JAKARTA – Pengamat kegiatan ekonomi energi Universitas Gadjah Mada (UGM) Fahmy Radhi memohonkan pasal power wheeling di RUU EBET harus dihapus pada RUU EBET lantaran melanggar konstitusi, menurunkan pendapatan negara, juga menggerus APBN.
“Mengizinkan Independent Power Plant (IPP) mengirimkan listrik secara secara langsung untuk konsumen merupakan bentuk liberalisasi kelistrikan yang dimaksud bertentangan dengan konstitusi. Karena cabang-cabang produksi yang mana penting bagi negara dan juga yang digunakan menguasai hajat hidup orang berbagai dikuasai oleh negara,” kata ia di dalam Jakarta, hari terakhir pekan (6/9/2024).
Baca Juga: MTQ 2024 Inovatif, Kontingen Harus Adaptif Terhadap Teknologi Digital
Menurut beliau power wheeling justru akan menggerus pendapatan negara, lantaran 90% pelanggan listrik berasal dari pelanggan industri. Selain itu, skema power wheeling akan meningkatkan biaya operasional PLN untuk membiayai pembangkit cadangan, yang digunakan dibutuhkan menopang Pembangkit Listrik Tenaga Surya (PLTS) serta Pembangkit Listrik Tenaga Bayu (PLTB) yang tersebut bersifat intermittent dipengaruhi matahari serta angin.
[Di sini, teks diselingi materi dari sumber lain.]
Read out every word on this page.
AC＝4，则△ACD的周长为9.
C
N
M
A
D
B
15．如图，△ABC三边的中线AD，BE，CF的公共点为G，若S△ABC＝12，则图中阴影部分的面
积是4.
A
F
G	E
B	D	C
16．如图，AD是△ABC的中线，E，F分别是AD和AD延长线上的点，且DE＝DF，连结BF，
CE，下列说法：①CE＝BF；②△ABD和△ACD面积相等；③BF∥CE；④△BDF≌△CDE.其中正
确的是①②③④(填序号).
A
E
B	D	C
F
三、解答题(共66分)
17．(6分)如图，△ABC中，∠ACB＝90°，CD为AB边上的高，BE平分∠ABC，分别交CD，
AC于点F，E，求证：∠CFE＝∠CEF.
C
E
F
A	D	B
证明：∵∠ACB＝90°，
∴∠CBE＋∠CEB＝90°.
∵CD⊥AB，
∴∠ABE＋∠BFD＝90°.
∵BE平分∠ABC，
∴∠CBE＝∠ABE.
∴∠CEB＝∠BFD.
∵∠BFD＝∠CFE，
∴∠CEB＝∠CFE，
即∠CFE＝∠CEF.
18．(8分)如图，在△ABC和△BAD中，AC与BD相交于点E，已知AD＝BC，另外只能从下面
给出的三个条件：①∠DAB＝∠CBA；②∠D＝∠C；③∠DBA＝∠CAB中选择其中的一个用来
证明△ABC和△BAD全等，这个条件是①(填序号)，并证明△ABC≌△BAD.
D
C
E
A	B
Peningkatan biaya operasional itu akan memperbesar harga jual pokok penyediaan (HPP) listrik. Kalau tarif listrik ditetapkan dalam bawah HPP, maka negara harus merogoh APBN untuk membayar kompensasi dari biaya operasional ketenagalistrikan.
Membengkaknya pengeluaran APBN untuk kompensasi yang dimaksud telah pasti akan menggerus APBN yang digunakan berpotensi mengempiskan anggaran APBN untuk membiayai acara strategis presiden terpilih Prabowo Subianto, termasuk kegiatan makan bergizi gratis.
Baca Juga: Festival Harmoni Budaya Nusantara Hidupkan Budaya Lokal pada IKN
Pembahasan Rancangan Undang-Undang Daya Baru juga Energi Terbarukan (RUU EBET), yang mana sempat tertunda, kembali dibahas pada Komisi VII Dewan Perwakilan Rakyat Republik Indonesia (DPR RI). Salah satu faktor penundaaan pembahasan RUU EBET itu adalah adanya perbedaan pendapat antar pihak terkait pasal power wheeling (sewa jaringan).
Bahkan pasal yang disebutkan sudah ada didrop pada awal 2023, namun dimunculkan lagi tiga bulan berikutnya. Saat ini RUU EBET dibahas kembali juga telah di tahap perumusan kemudian sinkronisasi.
Power wheeling merupakan mekanisme yang mana mengizinkan pihak swasta atau IPP untuk memulai pembangunan pembangkit listrik EBET sekaligus memasarkan secara dengan segera terhadap konsumen dengan menggunakan jaringan transmisi lalu distribusi milik PLN.